Only after the economic crisis necessitated International Monetary Fund intervention, interest was perked concerning the resources of the Chinese in Korea, and older laws that limited them from owning real estate were loosened. However, there is still a long way to go. The Chinese in Korea might graduate from a Korean university but will find obtaining a job much like reaching for the stars -- let alone being promoted should they succeed in finding a job.

They are human beings:

The wave of the foreign laborers coming to Korea began in the early 1990s, and currently there are 275,290 foreign laborers here, more than 2 percent of all laborers in Korea. Among them, the illegal aliens who have no protection by law number 179,990. A whopping 65.4 percent of the foreign laborers work for incredibly low wages, which are withheld at times, and beaten without warning or cause, even leading to death.

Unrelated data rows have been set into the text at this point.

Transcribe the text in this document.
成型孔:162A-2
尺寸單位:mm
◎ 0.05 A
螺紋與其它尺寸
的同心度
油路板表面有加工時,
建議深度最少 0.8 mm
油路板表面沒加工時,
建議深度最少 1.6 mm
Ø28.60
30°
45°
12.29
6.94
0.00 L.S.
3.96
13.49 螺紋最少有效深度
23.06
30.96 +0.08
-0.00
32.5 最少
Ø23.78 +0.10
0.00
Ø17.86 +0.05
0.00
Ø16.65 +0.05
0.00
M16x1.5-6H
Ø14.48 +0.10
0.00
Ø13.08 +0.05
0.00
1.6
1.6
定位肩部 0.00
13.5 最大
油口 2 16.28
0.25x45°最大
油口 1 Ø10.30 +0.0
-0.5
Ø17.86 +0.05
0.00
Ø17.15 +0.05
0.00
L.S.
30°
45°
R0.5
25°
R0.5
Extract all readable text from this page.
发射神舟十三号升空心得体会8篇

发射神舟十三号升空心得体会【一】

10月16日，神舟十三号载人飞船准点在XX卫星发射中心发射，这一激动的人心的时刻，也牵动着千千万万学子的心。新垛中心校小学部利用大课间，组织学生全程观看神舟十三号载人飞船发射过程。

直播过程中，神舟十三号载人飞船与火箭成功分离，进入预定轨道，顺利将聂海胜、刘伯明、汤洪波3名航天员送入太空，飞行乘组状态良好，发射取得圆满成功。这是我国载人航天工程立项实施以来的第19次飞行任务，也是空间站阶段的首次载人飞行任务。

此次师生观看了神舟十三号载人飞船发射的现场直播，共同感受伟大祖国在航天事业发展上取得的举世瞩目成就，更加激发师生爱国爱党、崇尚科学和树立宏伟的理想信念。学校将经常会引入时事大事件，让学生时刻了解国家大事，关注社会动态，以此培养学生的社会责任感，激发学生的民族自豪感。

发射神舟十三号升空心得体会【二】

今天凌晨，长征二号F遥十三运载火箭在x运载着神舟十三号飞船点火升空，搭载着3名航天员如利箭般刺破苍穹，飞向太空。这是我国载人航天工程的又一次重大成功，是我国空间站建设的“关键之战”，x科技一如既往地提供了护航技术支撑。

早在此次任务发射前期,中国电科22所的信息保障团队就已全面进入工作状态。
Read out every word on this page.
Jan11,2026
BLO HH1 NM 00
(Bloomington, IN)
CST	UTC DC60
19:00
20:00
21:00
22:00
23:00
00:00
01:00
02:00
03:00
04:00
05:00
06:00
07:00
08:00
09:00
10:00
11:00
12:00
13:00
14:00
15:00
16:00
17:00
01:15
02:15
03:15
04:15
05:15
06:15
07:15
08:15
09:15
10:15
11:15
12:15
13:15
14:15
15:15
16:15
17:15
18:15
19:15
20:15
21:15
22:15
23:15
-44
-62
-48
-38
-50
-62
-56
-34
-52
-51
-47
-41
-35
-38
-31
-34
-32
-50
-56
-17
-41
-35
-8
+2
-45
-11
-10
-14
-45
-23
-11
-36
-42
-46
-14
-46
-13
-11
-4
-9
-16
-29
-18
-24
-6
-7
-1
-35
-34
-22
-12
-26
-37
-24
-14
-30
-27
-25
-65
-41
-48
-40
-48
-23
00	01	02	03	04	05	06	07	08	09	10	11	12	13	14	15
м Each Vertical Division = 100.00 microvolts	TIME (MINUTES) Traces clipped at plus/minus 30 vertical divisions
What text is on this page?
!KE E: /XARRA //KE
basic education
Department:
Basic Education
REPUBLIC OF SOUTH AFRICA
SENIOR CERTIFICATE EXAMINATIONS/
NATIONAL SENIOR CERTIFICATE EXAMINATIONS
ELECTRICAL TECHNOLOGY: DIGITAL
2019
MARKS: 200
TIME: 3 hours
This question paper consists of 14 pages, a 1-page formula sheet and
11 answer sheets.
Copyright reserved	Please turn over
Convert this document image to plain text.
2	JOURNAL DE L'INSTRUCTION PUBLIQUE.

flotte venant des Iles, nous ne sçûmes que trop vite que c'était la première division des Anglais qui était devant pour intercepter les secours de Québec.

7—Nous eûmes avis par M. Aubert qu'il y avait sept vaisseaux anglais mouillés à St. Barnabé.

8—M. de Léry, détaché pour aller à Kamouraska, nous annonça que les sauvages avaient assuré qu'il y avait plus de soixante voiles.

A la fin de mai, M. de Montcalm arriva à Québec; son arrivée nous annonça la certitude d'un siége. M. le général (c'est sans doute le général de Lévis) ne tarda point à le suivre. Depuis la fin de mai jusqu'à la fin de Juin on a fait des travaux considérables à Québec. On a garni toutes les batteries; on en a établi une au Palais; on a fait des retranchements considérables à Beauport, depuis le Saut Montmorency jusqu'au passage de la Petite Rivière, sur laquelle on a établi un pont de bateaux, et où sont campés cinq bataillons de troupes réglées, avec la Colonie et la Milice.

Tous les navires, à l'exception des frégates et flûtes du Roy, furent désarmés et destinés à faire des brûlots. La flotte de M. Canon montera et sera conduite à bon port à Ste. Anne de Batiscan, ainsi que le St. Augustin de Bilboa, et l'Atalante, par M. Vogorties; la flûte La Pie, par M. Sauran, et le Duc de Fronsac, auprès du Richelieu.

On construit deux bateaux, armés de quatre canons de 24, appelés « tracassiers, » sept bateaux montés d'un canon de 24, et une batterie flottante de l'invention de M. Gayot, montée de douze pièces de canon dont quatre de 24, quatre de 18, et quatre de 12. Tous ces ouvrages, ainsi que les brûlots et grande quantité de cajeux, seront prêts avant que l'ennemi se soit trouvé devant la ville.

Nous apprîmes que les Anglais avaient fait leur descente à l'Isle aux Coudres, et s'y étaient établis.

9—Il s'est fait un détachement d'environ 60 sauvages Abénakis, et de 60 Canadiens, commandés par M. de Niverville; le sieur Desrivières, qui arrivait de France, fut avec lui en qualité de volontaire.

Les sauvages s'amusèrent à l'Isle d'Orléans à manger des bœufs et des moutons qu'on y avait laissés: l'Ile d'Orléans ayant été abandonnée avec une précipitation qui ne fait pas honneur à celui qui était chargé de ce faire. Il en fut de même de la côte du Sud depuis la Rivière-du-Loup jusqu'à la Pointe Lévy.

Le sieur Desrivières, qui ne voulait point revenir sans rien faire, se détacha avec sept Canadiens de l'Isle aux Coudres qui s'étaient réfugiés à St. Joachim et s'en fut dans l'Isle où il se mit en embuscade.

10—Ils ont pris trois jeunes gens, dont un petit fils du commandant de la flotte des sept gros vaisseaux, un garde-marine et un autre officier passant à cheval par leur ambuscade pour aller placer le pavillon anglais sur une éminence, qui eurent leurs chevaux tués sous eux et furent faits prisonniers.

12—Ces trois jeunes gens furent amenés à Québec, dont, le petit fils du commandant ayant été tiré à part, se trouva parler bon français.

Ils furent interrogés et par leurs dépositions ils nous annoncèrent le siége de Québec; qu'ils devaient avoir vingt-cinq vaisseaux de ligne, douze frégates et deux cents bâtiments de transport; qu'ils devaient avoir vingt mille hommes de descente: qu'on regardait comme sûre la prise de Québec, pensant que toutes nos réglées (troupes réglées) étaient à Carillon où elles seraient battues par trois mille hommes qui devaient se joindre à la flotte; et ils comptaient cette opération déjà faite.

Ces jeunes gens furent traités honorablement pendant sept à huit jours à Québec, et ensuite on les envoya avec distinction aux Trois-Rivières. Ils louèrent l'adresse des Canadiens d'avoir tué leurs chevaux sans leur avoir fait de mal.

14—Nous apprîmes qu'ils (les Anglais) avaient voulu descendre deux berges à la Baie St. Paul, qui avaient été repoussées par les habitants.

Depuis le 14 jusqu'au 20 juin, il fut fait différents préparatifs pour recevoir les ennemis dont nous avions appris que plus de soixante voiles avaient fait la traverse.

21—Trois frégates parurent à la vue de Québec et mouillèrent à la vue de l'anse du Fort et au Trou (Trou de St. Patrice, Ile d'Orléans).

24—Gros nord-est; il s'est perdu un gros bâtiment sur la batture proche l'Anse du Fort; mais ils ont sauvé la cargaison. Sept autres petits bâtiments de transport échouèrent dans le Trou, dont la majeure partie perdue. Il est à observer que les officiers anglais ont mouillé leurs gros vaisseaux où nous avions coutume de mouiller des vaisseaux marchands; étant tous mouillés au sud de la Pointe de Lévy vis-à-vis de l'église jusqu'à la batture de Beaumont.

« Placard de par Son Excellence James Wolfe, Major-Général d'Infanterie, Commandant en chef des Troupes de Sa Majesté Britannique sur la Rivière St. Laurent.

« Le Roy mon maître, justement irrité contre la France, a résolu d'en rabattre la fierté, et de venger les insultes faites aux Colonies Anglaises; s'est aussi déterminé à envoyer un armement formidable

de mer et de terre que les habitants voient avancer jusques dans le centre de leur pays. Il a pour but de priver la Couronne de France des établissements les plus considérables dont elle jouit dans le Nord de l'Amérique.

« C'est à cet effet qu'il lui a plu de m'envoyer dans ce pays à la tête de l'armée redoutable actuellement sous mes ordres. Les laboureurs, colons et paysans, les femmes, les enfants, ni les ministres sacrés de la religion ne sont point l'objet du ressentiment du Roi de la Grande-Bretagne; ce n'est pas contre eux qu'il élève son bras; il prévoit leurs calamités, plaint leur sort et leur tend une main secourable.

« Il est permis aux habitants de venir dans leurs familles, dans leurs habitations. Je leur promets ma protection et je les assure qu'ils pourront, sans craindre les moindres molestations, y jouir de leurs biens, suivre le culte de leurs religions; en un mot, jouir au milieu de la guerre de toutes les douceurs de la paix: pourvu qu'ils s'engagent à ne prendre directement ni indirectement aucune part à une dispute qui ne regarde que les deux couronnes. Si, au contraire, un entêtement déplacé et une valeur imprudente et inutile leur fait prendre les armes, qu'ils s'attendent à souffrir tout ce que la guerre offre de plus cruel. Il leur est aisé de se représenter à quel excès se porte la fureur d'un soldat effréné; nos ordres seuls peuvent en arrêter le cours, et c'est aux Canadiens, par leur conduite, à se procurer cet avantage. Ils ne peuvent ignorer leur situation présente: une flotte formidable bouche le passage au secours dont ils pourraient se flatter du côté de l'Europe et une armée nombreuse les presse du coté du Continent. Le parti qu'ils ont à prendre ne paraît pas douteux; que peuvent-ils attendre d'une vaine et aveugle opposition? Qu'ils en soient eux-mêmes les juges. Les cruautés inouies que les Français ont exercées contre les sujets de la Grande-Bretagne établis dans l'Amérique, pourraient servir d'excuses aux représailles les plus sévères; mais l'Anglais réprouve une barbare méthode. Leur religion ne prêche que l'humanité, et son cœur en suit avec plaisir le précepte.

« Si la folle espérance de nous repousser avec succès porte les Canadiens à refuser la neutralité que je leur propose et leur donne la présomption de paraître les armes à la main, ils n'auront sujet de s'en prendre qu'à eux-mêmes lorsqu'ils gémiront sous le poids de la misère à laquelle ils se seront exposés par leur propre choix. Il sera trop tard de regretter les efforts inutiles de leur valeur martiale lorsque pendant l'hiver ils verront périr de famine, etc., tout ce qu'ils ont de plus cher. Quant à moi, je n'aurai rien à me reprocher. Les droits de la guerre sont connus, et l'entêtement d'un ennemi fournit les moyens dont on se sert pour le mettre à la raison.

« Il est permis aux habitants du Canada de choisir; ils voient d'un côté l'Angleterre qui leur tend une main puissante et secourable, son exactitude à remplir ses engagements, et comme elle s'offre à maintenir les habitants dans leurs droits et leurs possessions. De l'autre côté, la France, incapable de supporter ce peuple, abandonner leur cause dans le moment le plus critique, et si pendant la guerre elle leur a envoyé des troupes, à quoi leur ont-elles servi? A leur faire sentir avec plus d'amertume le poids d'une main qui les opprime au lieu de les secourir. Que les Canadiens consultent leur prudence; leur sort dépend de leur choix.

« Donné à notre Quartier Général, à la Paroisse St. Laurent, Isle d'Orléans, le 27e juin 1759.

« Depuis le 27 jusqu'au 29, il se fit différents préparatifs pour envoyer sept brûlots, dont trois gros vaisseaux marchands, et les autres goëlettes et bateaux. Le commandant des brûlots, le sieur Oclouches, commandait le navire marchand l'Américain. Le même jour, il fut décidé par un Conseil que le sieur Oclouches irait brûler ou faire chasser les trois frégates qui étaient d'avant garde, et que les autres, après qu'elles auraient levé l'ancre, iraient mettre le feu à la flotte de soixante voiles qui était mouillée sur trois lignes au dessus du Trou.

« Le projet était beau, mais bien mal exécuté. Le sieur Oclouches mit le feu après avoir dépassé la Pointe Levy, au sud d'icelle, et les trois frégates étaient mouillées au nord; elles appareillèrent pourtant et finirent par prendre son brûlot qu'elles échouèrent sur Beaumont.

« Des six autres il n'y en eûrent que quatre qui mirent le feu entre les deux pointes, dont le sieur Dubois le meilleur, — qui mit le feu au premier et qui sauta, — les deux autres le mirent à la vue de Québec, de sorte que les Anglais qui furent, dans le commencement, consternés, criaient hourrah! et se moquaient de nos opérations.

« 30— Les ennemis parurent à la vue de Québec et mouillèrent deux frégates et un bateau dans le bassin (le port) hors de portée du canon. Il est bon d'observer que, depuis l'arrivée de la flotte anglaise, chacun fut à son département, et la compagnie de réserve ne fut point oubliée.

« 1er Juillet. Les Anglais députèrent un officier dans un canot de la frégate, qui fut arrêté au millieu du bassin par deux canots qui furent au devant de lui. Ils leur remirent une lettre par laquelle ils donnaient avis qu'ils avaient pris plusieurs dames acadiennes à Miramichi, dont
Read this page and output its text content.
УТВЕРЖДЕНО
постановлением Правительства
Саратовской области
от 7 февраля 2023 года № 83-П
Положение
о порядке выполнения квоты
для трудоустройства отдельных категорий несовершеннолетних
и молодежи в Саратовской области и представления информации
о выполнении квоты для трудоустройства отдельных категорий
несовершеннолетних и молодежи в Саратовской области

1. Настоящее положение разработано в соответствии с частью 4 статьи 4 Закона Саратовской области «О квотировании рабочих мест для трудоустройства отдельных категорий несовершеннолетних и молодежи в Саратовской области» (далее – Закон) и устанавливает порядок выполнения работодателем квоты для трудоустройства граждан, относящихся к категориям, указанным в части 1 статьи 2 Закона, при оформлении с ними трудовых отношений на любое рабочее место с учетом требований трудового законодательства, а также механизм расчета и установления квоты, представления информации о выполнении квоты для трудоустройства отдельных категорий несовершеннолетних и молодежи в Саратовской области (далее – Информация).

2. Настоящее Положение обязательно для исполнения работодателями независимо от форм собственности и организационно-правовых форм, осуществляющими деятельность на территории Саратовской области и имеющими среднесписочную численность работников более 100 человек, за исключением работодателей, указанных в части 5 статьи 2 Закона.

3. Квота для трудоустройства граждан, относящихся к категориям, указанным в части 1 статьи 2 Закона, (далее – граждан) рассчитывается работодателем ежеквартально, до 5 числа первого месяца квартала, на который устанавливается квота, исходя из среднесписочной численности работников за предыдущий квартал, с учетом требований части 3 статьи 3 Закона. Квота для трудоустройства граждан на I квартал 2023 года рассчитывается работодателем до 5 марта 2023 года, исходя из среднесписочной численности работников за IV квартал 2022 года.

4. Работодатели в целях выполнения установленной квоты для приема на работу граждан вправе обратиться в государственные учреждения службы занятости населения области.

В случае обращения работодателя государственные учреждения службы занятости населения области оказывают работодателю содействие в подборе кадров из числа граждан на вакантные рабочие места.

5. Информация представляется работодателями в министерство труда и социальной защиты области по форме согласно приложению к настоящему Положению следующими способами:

Most of the experts have pointed out that a legal policy for the illegal foreign laborers needs to be installed in order to protect the human rights of the minorities.

"The foreign laborers residing in Korea are those whom we must embrace, as their human rights act as the mirror that reflects the human rights achievement of Korea," Pastor Kim said. "There is an urgent need for a policy to lawfully hire Chinese nationals in Korea and a protective legal measure for the foreigners and the Chinese nationals in Korea."